En estos días hemos visto caer edificios, desaparecer calles, arrastradas por la violencia del caos de forma inaudita: los edificios pasarán, pero también lo harán el caos, el engaño y el mal. El mal y el caos pasarán, el que hacen otros, pero también el que haya en nosotros, llamados al amor.

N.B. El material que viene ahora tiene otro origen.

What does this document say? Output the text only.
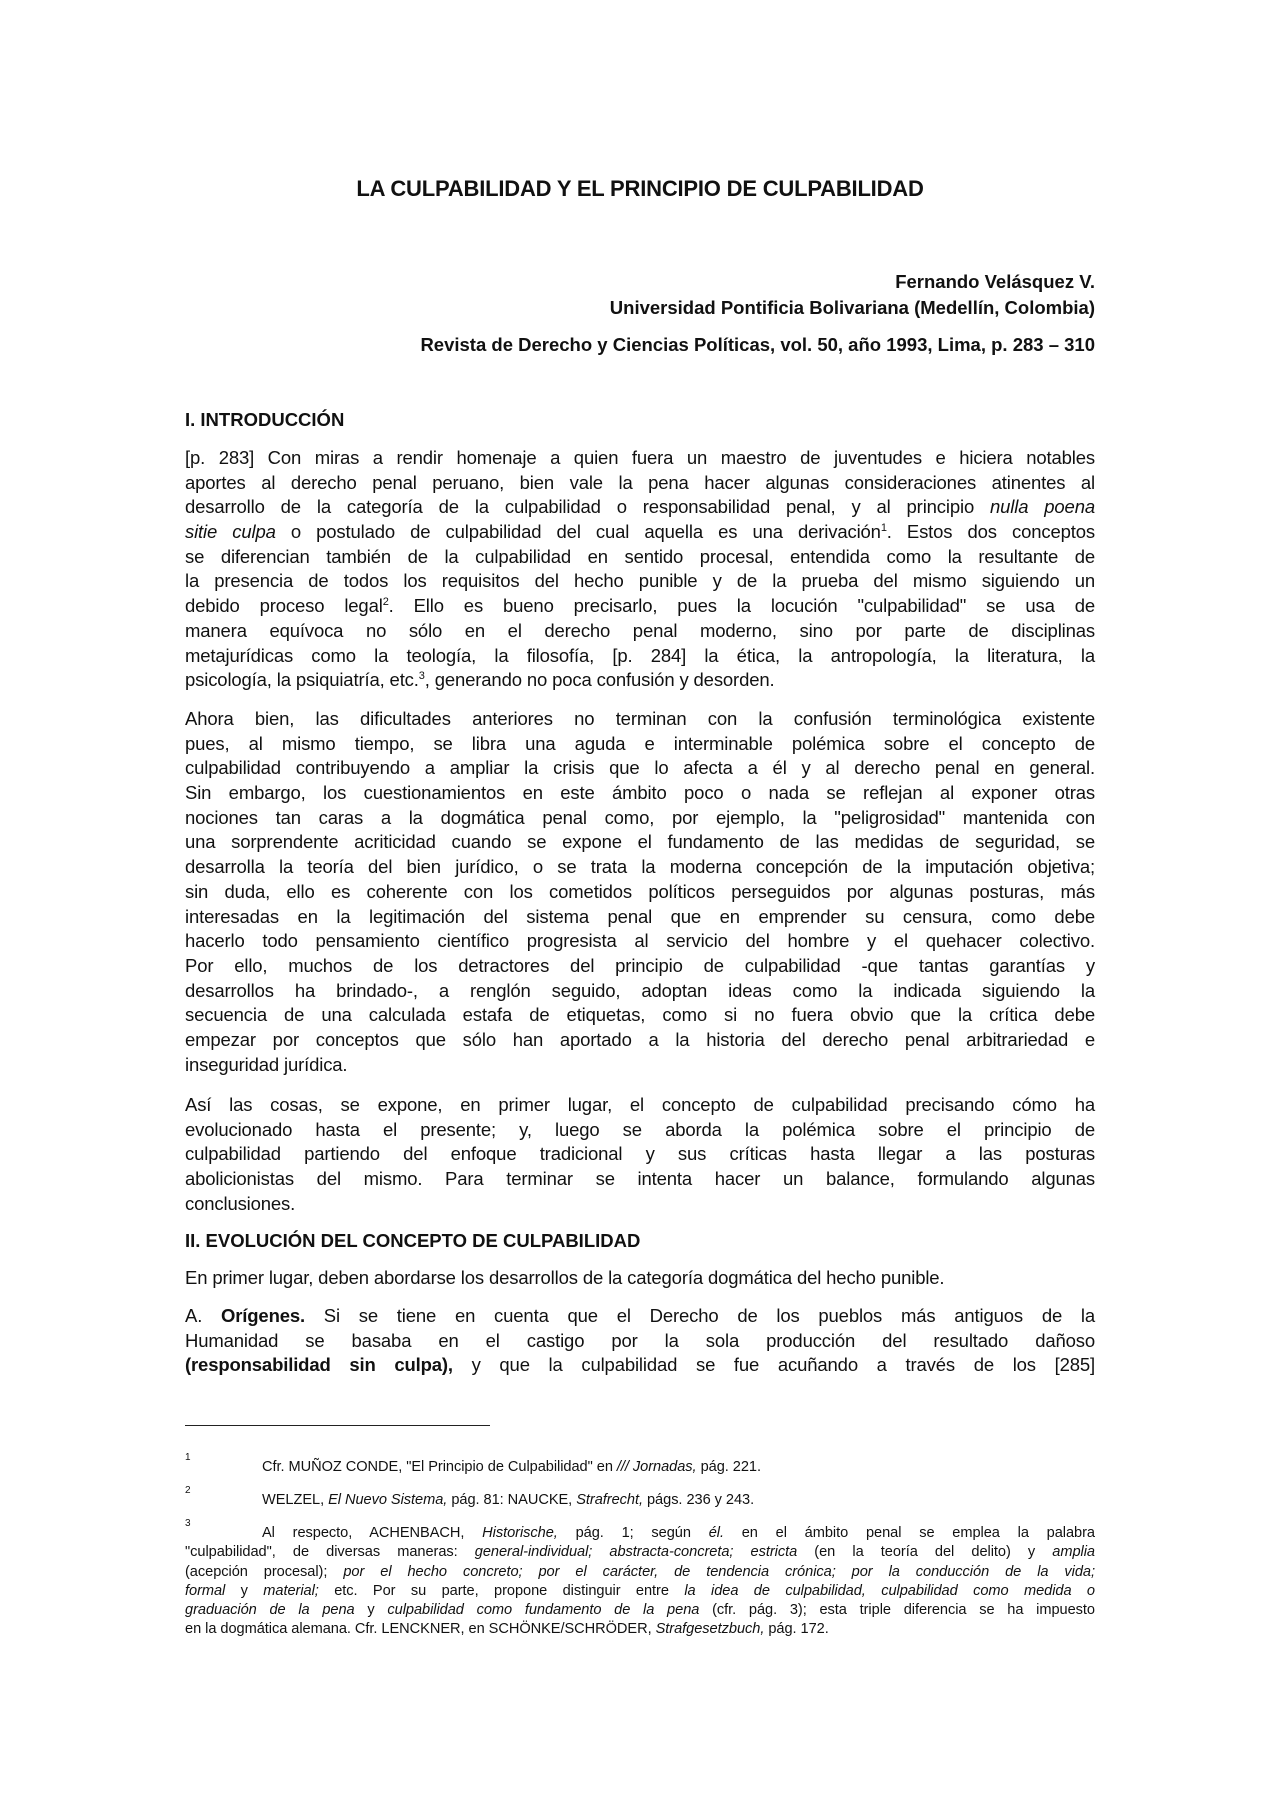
LA CULPABILIDAD Y EL PRINCIPIO DE CULPABILIDAD
Fernando Velásquez V.
Universidad Pontificia Bolivariana (Medellín, Colombia)
Revista de Derecho y Ciencias Políticas, vol. 50, año 1993, Lima, p. 283 – 310
I. INTRODUCCIÓN
[p. 283] Con miras a rendir homenaje a quien fuera un maestro de juventudes e hiciera notables
aportes al derecho penal peruano, bien vale la pena hacer algunas consideraciones atinentes al
desarrollo de la categoría de la culpabilidad o responsabilidad penal, y al principio nulla poena
sitie culpa o postulado de culpabilidad del cual aquella es una derivación$^1$. Estos dos conceptos
se diferencian también de la culpabilidad en sentido procesal, entendida como la resultante de
la presencia de todos los requisitos del hecho punible y de la prueba del mismo siguiendo un
debido proceso legal$^2$. Ello es bueno precisarlo, pues la locución "culpabilidad" se usa de
manera equívoca no sólo en el derecho penal moderno, sino por parte de disciplinas
metajurídicas como la teología, la filosofía, [p. 284] la ética, la antropología, la literatura, la
psicología, la psiquiatría, etc.$^3$, generando no poca confusión y desorden.
Ahora bien, las dificultades anteriores no terminan con la confusión terminológica existente
pues, al mismo tiempo, se libra una aguda e interminable polémica sobre el concepto de
culpabilidad contribuyendo a ampliar la crisis que lo afecta a él y al derecho penal en general.
Sin embargo, los cuestionamientos en este ámbito poco o nada se reflejan al exponer otras
nociones tan caras a la dogmática penal como, por ejemplo, la "peligrosidad" mantenida con
una sorprendente acriticidad cuando se expone el fundamento de las medidas de seguridad, se
desarrolla la teoría del bien jurídico, o se trata la moderna concepción de la imputación objetiva;
sin duda, ello es coherente con los cometidos políticos perseguidos por algunas posturas, más
interesadas en la legitimación del sistema penal que en emprender su censura, como debe
hacerlo todo pensamiento científico progresista al servicio del hombre y el quehacer colectivo.
Por ello, muchos de los detractores del principio de culpabilidad -que tantas garantías y
desarrollos ha brindado-, a renglón seguido, adoptan ideas como la indicada siguiendo la
secuencia de una calculada estafa de etiquetas, como si no fuera obvio que la crítica debe
empezar por conceptos que sólo han aportado a la historia del derecho penal arbitrariedad e
inseguridad jurídica.
Así las cosas, se expone, en primer lugar, el concepto de culpabilidad precisando cómo ha
evolucionado hasta el presente; y, luego se aborda la polémica sobre el principio de
culpabilidad partiendo del enfoque tradicional y sus críticas hasta llegar a las posturas
abolicionistas del mismo. Para terminar se intenta hacer un balance, formulando algunas
conclusiones.
II. EVOLUCIÓN DEL CONCEPTO DE CULPABILIDAD
En primer lugar, deben abordarse los desarrollos de la categoría dogmática del hecho punible.
A. Orígenes. Si se tiene en cuenta que el Derecho de los pueblos más antiguos de la
Humanidad se basaba en el castigo por la sola producción del resultado dañoso
(responsabilidad sin culpa), y que la culpabilidad se fue acuñando a través de los [285]
1
Cfr. MUÑOZ CONDE, "El Principio de Culpabilidad" en /// Jornadas, pág. 221.
2
WELZEL, El Nuevo Sistema, pág. 81: NAUCKE, Strafrecht, págs. 236 y 243.
3
Al respecto, ACHENBACH, Historische, pág. 1; según él. en el ámbito penal se emplea la palabra
"culpabilidad", de diversas maneras: general-individual; abstracta-concreta; estricta (en la teoría del delito) y amplia
(acepción procesal); por el hecho concreto; por el carácter, de tendencia crónica; por la conducción de la vida;
formal y material; etc. Por su parte, propone distinguir entre la idea de culpabilidad, culpabilidad como medida o
graduación de la pena y culpabilidad como fundamento de la pena (cfr. pág. 3); esta triple diferencia se ha impuesto
en la dogmática alemana. Cfr. LENCKNER, en SCHÖNKE/SCHRÖDER, Strafgesetzbuch, pág. 172.
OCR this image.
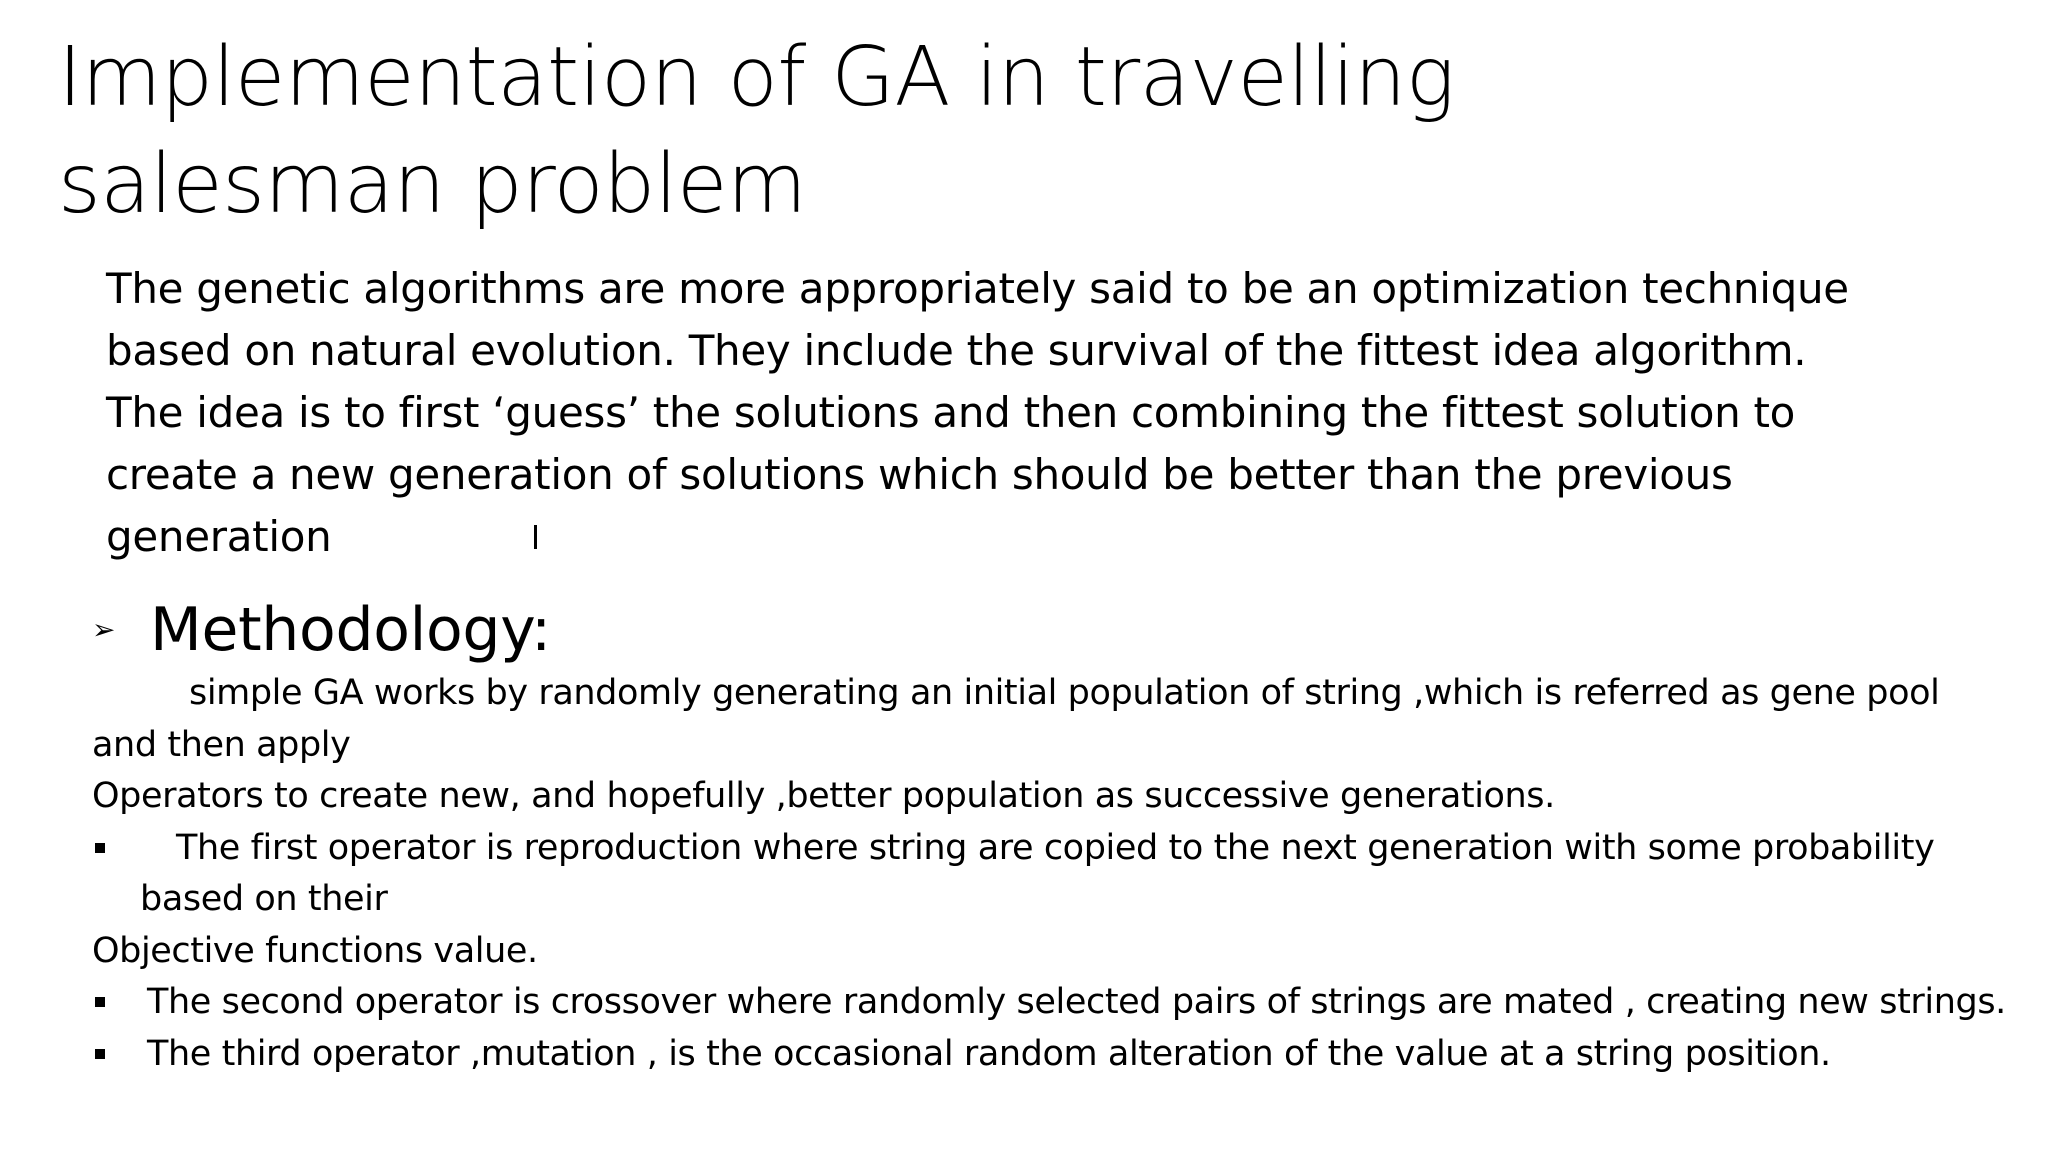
Implementation of GA in travelling
salesman problem
The genetic algorithms are more appropriately said to be an optimization technique
based on natural evolution. They include the survival of the fittest idea algorithm.
The idea is to first ‘guess’ the solutions and then combining the fittest solution to
create a new generation of solutions which should be better than the previous
generation
➢ Methodology:
simple GA works by randomly generating an initial population of string ,which is referred as gene pool
and then apply
Operators to create new, and hopefully ,better population as successive generations.
The first operator is reproduction where string are copied to the next generation with some probability
based on their
Objective functions value.
The second operator is crossover where randomly selected pairs of strings are mated , creating new strings.
The third operator ,mutation , is the occasional random alteration of the value at a string position.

El Dios que nos ha amado hasta el extremo de amar, nos amará también hasta el extremo del tiempo, por eso el juicio va sobre lo que hemos amado bien y lo que no, lo hemos escuchado estos domingos atrás: “Amarás al Señor, tu Dios, sobre todas las cosas”. Un juicio en el que el amor de Dios prevalezca sobre todo es nuestra mayor esperanza, que el mundo no ama, y menos a Dios. El mundo quiere alargar esto indefinidamente, el cristiano quiere que venga el Señor con su luz. El contraste ha de ser claro desde nuestro pensamiento: el mundo busca estirar este chicle a nuestro gusto, cargando más y más injusticias, nosotros deseamos que el Señor vuelva y ponga fin a esto por una felicidad plena. Decían los primeros cristianos: “¡Que venga la gracia y pase este mundo!”
¿Vigilamos o nos dejamos llevar? ¿en qué veníamos pensando hoy cuando veníamos a misa? ¿algo duradero o algo vano? ¿qué nos vamos a ir pensando hoy cuando nos marchemos? Pidamos al Señor que, en medio de un mundo que gusta de lo fugaz, nosotros seamos sabios eligiendo a Cristo.